The Walt Disney Family Museum, San Francisco, CA

 Kent Slade, Flickr (license)

Image: Kent Slade, Flickr (license)

The Walt Disney Company’s archives are considered the holy grail for most Disney fans. Everything from attraction concept art to original audio recordings are stored away somewhere only Disney’s archivists and big wigs can access — and until such time as Disney opens its own museum, it will likely stay that way for a long time.

Filling the void, however, is the Walt Disney Family Museum in San Francisco — a small museum dedicated to honoring Disney’s legacy and educating the public about what made him special. And while its collection pales in comparison to what the Disney Company itself could offer up, it is still utterly remarkable how many amazing things you can find in this historic place.

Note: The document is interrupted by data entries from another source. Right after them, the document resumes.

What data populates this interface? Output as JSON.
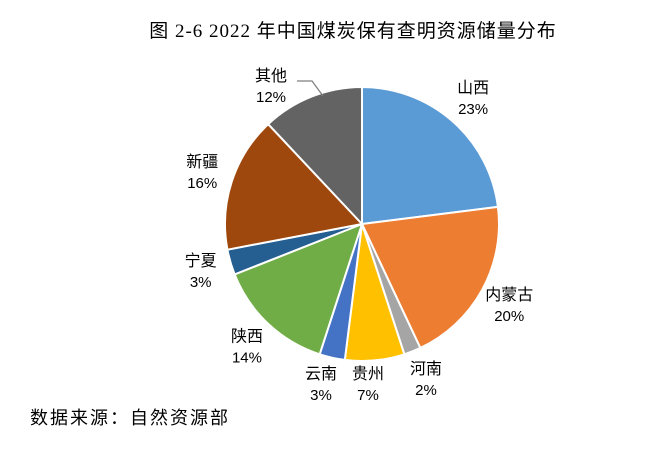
{
  "title": "图 2-6 2022 年中国煤炭保有查明资源储量分布",
  "source": "数据来源：自然资源部",
  "chart_data": {
    "type": "pie",
    "title": "图 2-6 2022 年中国煤炭保有查明资源储量分布",
    "unit": "%",
    "start_angle_deg": 0,
    "direction": "clockwise",
    "legend_position": "none",
    "labels_position": "outside",
    "background_color": "#ffffff",
    "slice_border_color": "#ffffff",
    "categories": [
      "山西",
      "内蒙古",
      "河南",
      "贵州",
      "云南",
      "陕西",
      "宁夏",
      "新疆",
      "其他"
    ],
    "values": [
      23,
      20,
      2,
      7,
      3,
      14,
      3,
      16,
      12
    ],
    "slices": [
      {
        "name": "山西",
        "value": 23,
        "label": "23%",
        "color": "#5B9BD5"
      },
      {
        "name": "内蒙古",
        "value": 20,
        "label": "20%",
        "color": "#ED7D31"
      },
      {
        "name": "河南",
        "value": 2,
        "label": "2%",
        "color": "#A5A5A5"
      },
      {
        "name": "贵州",
        "value": 7,
        "label": "7%",
        "color": "#FFC000"
      },
      {
        "name": "云南",
        "value": 3,
        "label": "3%",
        "color": "#4472C4"
      },
      {
        "name": "陕西",
        "value": 14,
        "label": "14%",
        "color": "#70AD47"
      },
      {
        "name": "宁夏",
        "value": 3,
        "label": "3%",
        "color": "#255E91"
      },
      {
        "name": "新疆",
        "value": 16,
        "label": "16%",
        "color": "#9E480E"
      },
      {
        "name": "其他",
        "value": 12,
        "label": "12%",
        "color": "#636363"
      }
    ]
  }
}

Everything from pieces of the famed Carolwood Pacific Railroad — Walt’s rideable miniature railroad he built in his own backyard — to many of his Oscars and personal effects. 

The museum is totally independent of the Walt Disney Company, but it was established by members of Disney’s immediate family, so you can enjoy the personal and familial memory of the great man. 

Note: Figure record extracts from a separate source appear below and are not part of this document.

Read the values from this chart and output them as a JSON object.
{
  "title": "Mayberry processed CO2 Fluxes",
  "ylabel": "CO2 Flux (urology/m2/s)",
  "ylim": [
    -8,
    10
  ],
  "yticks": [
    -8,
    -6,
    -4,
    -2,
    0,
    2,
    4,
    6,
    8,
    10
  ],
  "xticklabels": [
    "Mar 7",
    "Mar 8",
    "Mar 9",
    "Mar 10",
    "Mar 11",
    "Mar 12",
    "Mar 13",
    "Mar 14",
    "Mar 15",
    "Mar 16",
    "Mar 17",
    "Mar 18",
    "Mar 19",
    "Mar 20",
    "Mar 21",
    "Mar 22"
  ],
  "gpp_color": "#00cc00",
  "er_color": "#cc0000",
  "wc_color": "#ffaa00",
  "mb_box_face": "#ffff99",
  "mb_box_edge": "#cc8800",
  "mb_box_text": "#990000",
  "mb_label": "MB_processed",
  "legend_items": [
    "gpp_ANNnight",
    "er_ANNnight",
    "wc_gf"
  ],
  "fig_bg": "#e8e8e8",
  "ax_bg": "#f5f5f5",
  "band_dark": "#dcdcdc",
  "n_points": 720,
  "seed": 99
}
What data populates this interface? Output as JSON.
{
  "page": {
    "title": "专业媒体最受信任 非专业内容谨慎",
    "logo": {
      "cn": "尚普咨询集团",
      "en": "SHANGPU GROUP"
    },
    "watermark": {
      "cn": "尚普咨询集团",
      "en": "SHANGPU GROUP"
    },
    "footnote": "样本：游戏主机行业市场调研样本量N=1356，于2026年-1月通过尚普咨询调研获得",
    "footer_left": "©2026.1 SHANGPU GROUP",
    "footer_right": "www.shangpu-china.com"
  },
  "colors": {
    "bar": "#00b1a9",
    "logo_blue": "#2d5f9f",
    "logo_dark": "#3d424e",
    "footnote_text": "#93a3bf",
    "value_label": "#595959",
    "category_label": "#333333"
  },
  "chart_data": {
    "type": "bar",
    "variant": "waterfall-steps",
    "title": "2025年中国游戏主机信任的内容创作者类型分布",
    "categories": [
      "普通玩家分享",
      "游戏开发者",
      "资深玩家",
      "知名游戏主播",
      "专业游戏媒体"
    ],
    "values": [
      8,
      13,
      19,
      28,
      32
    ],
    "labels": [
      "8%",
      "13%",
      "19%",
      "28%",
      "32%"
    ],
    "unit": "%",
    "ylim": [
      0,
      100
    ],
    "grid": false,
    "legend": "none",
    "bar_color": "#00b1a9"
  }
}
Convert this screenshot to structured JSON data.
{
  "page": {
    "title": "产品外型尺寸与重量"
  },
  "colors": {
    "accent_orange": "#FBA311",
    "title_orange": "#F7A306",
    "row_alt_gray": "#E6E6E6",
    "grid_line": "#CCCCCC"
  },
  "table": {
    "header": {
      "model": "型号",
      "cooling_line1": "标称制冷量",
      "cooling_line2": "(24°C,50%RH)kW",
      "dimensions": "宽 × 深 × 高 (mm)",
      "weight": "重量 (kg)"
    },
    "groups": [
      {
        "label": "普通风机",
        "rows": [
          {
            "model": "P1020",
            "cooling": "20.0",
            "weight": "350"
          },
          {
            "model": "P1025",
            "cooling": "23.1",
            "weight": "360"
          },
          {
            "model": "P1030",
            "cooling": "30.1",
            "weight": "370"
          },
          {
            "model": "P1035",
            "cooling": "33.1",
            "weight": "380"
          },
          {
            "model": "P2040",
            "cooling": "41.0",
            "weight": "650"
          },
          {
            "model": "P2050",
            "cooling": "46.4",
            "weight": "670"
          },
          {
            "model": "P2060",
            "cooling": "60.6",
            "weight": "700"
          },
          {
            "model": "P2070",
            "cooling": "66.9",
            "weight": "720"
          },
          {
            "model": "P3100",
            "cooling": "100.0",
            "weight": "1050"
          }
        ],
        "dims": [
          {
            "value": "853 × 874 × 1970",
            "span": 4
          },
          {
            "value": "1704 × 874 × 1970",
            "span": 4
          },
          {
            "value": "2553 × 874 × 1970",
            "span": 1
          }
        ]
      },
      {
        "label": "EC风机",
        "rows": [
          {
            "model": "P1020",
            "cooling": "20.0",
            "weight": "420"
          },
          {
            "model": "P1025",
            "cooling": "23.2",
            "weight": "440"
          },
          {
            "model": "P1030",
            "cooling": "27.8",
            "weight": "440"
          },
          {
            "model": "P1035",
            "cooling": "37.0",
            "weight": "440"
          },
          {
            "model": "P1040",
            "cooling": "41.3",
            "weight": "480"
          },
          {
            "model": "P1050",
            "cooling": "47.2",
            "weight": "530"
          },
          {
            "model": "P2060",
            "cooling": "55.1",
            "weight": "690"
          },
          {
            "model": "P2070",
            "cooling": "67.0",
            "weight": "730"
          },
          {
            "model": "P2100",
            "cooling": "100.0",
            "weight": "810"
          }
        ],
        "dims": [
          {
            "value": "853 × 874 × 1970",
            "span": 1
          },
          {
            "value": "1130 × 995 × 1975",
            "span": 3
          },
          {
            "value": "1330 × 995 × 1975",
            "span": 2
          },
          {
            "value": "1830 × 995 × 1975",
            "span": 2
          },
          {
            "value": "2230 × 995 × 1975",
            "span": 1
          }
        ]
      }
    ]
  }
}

The Broadway Theatre, New York, NY

 broadwaytour, Flickr (license)

Image: broadwaytour, Flickr (license)

Ironically, this theater, located on Broadway at 53rd St. in Manhattan, hosted King Kong — a musical inspired by the famous film of the same name and Universal-owned intellectual property in 2018. In the past, it was even known as Universal’s Colony Theater So, what’s a Universal theater doing on a list about Disney history?

Well, on November 18, 1928, at this very theater, the world met Mickey Mouse.

Steamboat Willie — Walt Disney’s first animation film that used synchronized sound — debuted at the Broadway Theatre and changed the future of animation as we knew it. And, more importantly, it introduced us all to the lovable and mischievous rodent who would come to be the Disney Company’s mascot and icon.

Mickey would later return to the Broadway Theatre in 1940, when Fantasia premiered in New York City at the very same place.

And, the theater is still there if you want to see it — you’ll just have to watch a musical about King Kong if you want to get inside. 

Park East Theater, Winter Park, Fla.

 aloha75, Flickr (license)

Image: aloha75, Flickr (license)

If you go to 501 Orlando Ave, in Winter Park, Fla., you’ll find a strip mall with your usual assortment of big box stores and chains. One spot in that strip mall, an L.A. Fitness, seems no more remarkable than any other.

And yet, it was at this L.A. Fitness that the fate of Central Florida changed forever.

On February 2, 1967, Roy O. Disney invited a group of Florida legislators into what was then the Park East Theater for a presentation titled “Project Florida.” In the presentation, Disney pitched the local government on granting the company special governmental permissions in exchange for building a theme park, research center, and planned community — potentially causing Central Florida’s economy to boom.

At the end of the meeting, Roy Disney played a film is brother Walt made just before his death describing the project. This film has come to be known for Walt’s description of the Experimental Prototype Community of Tomorrow — aka, Epcot.

And so, at that L.A. Fitness over 50 years ago, Walt Disney World was officially presented to Florida for the first time. 

Not a bad place to get a workout in.